In 1968, it was x-rayed, and in this past year, it was removed again from its resting place, this time for a CT scan. In contrast to the handling of the mummy from the time of the Carter discovery, we believe these technologies to be nondestructive.” Yet only time will tell how future generations of scientists view these modern day efforts. They may have scientific data – as yet undiscovered – which shows this tampering to be as clumsy as Carter’s nearly a century ago.
It all began for me with the exchange of air. The air of 1923 in exchange for the air of 1000 BC, a span of over 3,000 years, not unlike the recent exchange of air at a cement quarry in Israel. Workers going about their business broke into a huge limestone cave, completely sealed off for what scientists now believe to be millions of years.
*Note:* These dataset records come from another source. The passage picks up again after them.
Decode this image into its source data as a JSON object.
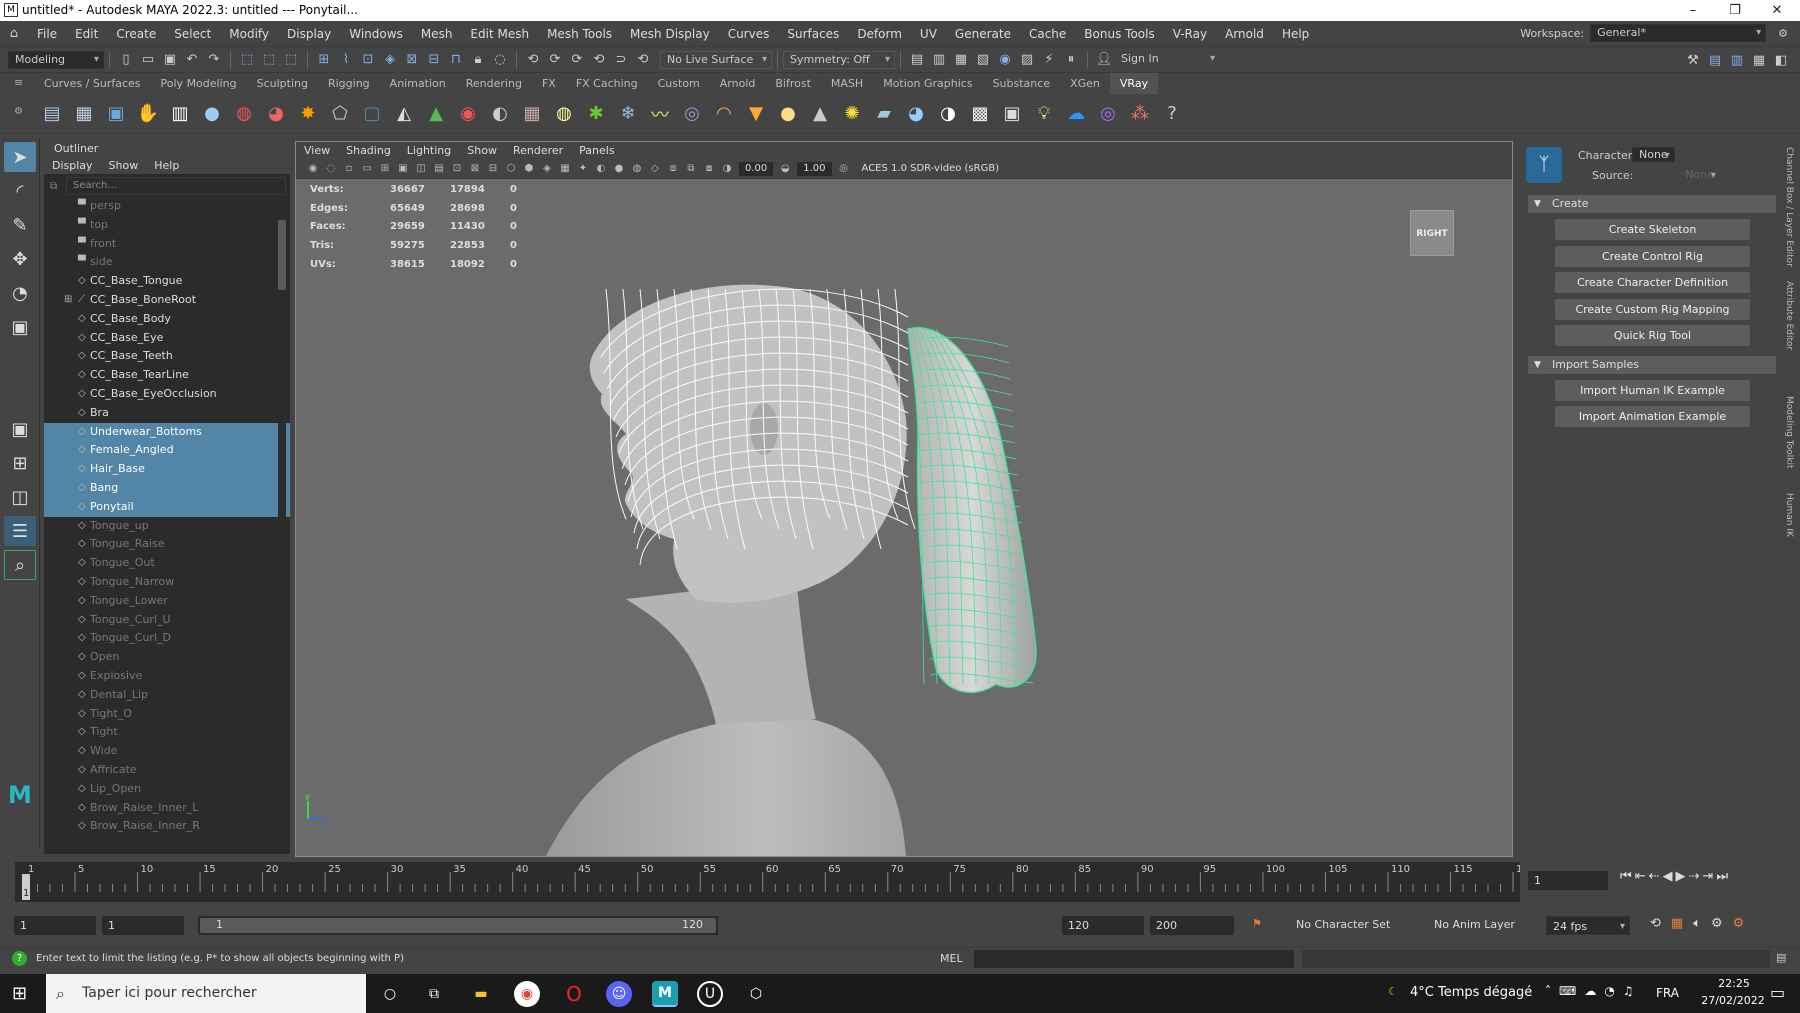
{
  "window": {
    "title": "untitled* - Autodesk MAYA 2022.3: untitled   ---   Ponytail...",
    "minimize": "–",
    "maximize": "❐",
    "close": "✕"
  },
  "menubar": {
    "items": [
      "File",
      "Edit",
      "Create",
      "Select",
      "Modify",
      "Display",
      "Windows",
      "Mesh",
      "Edit Mesh",
      "Mesh Tools",
      "Mesh Display",
      "Curves",
      "Surfaces",
      "Deform",
      "UV",
      "Generate",
      "Cache",
      "Bonus Tools",
      "V-Ray",
      "Arnold",
      "Help"
    ],
    "workspace_label": "Workspace:",
    "workspace_value": "General*"
  },
  "statusline": {
    "mode": "Modeling",
    "live_surface": "No Live Surface",
    "symmetry": "Symmetry: Off",
    "sign_in": "Sign In"
  },
  "shelf_tabs": {
    "items": [
      "Curves / Surfaces",
      "Poly Modeling",
      "Sculpting",
      "Rigging",
      "Animation",
      "Rendering",
      "FX",
      "FX Caching",
      "Custom",
      "Arnold",
      "Bifrost",
      "MASH",
      "Motion Graphics",
      "Substance",
      "XGen",
      "VRay"
    ],
    "active": "VRay"
  },
  "outliner": {
    "title": "Outliner",
    "menu": [
      "Display",
      "Show",
      "Help"
    ],
    "search_placeholder": "Search...",
    "items": [
      {
        "label": "persp",
        "state": "dim",
        "icon": "camera-icon"
      },
      {
        "label": "top",
        "state": "dim",
        "icon": "camera-icon"
      },
      {
        "label": "front",
        "state": "dim",
        "icon": "camera-icon"
      },
      {
        "label": "side",
        "state": "dim",
        "icon": "camera-icon"
      },
      {
        "label": "CC_Base_Tongue",
        "state": "normal",
        "icon": "mesh-icon"
      },
      {
        "label": "CC_Base_BoneRoot",
        "state": "normal",
        "icon": "joint-icon"
      },
      {
        "label": "CC_Base_Body",
        "state": "normal",
        "icon": "mesh-icon"
      },
      {
        "label": "CC_Base_Eye",
        "state": "normal",
        "icon": "mesh-icon"
      },
      {
        "label": "CC_Base_Teeth",
        "state": "normal",
        "icon": "mesh-icon"
      },
      {
        "label": "CC_Base_TearLine",
        "state": "normal",
        "icon": "mesh-icon"
      },
      {
        "label": "CC_Base_EyeOcclusion",
        "state": "normal",
        "icon": "mesh-icon"
      },
      {
        "label": "Bra",
        "state": "normal",
        "icon": "mesh-icon"
      },
      {
        "label": "Underwear_Bottoms",
        "state": "selected",
        "icon": "mesh-icon"
      },
      {
        "label": "Female_Angled",
        "state": "selected",
        "icon": "mesh-icon"
      },
      {
        "label": "Hair_Base",
        "state": "selected",
        "icon": "mesh-icon"
      },
      {
        "label": "Bang",
        "state": "selected",
        "icon": "mesh-icon"
      },
      {
        "label": "Ponytail",
        "state": "selected",
        "icon": "mesh-icon"
      },
      {
        "label": "Tongue_up",
        "state": "dim",
        "icon": "mesh-icon"
      },
      {
        "label": "Tongue_Raise",
        "state": "dim",
        "icon": "mesh-icon"
      },
      {
        "label": "Tongue_Out",
        "state": "dim",
        "icon": "mesh-icon"
      },
      {
        "label": "Tongue_Narrow",
        "state": "dim",
        "icon": "mesh-icon"
      },
      {
        "label": "Tongue_Lower",
        "state": "dim",
        "icon": "mesh-icon"
      },
      {
        "label": "Tongue_Curl_U",
        "state": "dim",
        "icon": "mesh-icon"
      },
      {
        "label": "Tongue_Curl_D",
        "state": "dim",
        "icon": "mesh-icon"
      },
      {
        "label": "Open",
        "state": "dim",
        "icon": "mesh-icon"
      },
      {
        "label": "Explosive",
        "state": "dim",
        "icon": "mesh-icon"
      },
      {
        "label": "Dental_Lip",
        "state": "dim",
        "icon": "mesh-icon"
      },
      {
        "label": "Tight_O",
        "state": "dim",
        "icon": "mesh-icon"
      },
      {
        "label": "Tight",
        "state": "dim",
        "icon": "mesh-icon"
      },
      {
        "label": "Wide",
        "state": "dim",
        "icon": "mesh-icon"
      },
      {
        "label": "Affricate",
        "state": "dim",
        "icon": "mesh-icon"
      },
      {
        "label": "Lip_Open",
        "state": "dim",
        "icon": "mesh-icon"
      },
      {
        "label": "Brow_Raise_Inner_L",
        "state": "dim",
        "icon": "mesh-icon"
      },
      {
        "label": "Brow_Raise_Inner_R",
        "state": "dim",
        "icon": "mesh-icon"
      }
    ]
  },
  "viewport": {
    "menu": [
      "View",
      "Shading",
      "Lighting",
      "Show",
      "Renderer",
      "Panels"
    ],
    "exposure": "0.00",
    "gamma": "1.00",
    "color_space": "ACES 1.0 SDR-video (sRGB)",
    "view_cube": "RIGHT",
    "hud": [
      {
        "label": "Verts:",
        "a": "36667",
        "b": "17894",
        "c": "0"
      },
      {
        "label": "Edges:",
        "a": "65649",
        "b": "28698",
        "c": "0"
      },
      {
        "label": "Faces:",
        "a": "29659",
        "b": "11430",
        "c": "0"
      },
      {
        "label": "Tris:",
        "a": "59275",
        "b": "22853",
        "c": "0"
      },
      {
        "label": "UVs:",
        "a": "38615",
        "b": "18092",
        "c": "0"
      }
    ]
  },
  "human_ik": {
    "character_label": "Character:",
    "character_value": "None",
    "source_label": "Source:",
    "source_value": "None",
    "sections": [
      {
        "title": "Create",
        "buttons": [
          "Create Skeleton",
          "Create Control Rig",
          "Create Character Definition",
          "Create Custom Rig Mapping",
          "Quick Rig Tool"
        ]
      },
      {
        "title": "Import Samples",
        "buttons": [
          "Import Human IK Example",
          "Import Animation Example"
        ]
      }
    ],
    "side_tabs": [
      "Channel Box / Layer Editor",
      "Attribute Editor",
      "Modeling Toolkit",
      "Human IK"
    ]
  },
  "timeline": {
    "ticks": [
      "1",
      "5",
      "10",
      "15",
      "20",
      "25",
      "30",
      "35",
      "40",
      "45",
      "50",
      "55",
      "60",
      "65",
      "70",
      "75",
      "80",
      "85",
      "90",
      "95",
      "100",
      "105",
      "110",
      "115",
      "120"
    ],
    "current_frame": "1",
    "range_start": "1",
    "playback_start": "1",
    "slider_start": "1",
    "slider_end": "120",
    "playback_end": "120",
    "range_end": "200",
    "character_set": "No Character Set",
    "anim_layer": "No Anim Layer",
    "fps": "24 fps"
  },
  "helpline": {
    "text": "Enter text to limit the listing (e.g. P* to show all objects beginning with P)",
    "script_lang": "MEL"
  },
  "taskbar": {
    "search_placeholder": "Taper ici pour rechercher",
    "weather": "4°C  Temps dégagé",
    "lang": "FRA",
    "time": "22:25",
    "date": "27/02/2022"
  },
  "colors": {
    "selection": "#5285a6",
    "wireframe": "#ffffff",
    "wireframe_selected": "#43e29a",
    "viewport_bg": "#6b6b6b"
  }
}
Unlike Carter and Tut, the discovery of the cave was pure happenstance. Yet scientists could be brought into play quickly. Climbing down to the opening on ropes, the scientists were able to enter the cave and collect some eight species of crustaceans and the like, none of which were previously known to science. DNA and other technical tests ascertained their uniqueness immediately, and the fact that none of the species sported eyes makes this underground ecosystem – with its self-contained lake – a poster child for evolution. No light? Who needs eyes?
The now-named Ayalon cave is sealed off now and in the hands of science. It is now scientists who shall go about their business, thrilled at the opportunity to study this unique windfall, which may be even greater than the gift of the Galapagos. And their respect for this gift is without question.
Heisenberg must be smiling now. Because of him, we know we can never observe this cave without changing it.
Yet even Heisenberg would agree, we must.
I'm Moira Gunn. This is Five Minutes.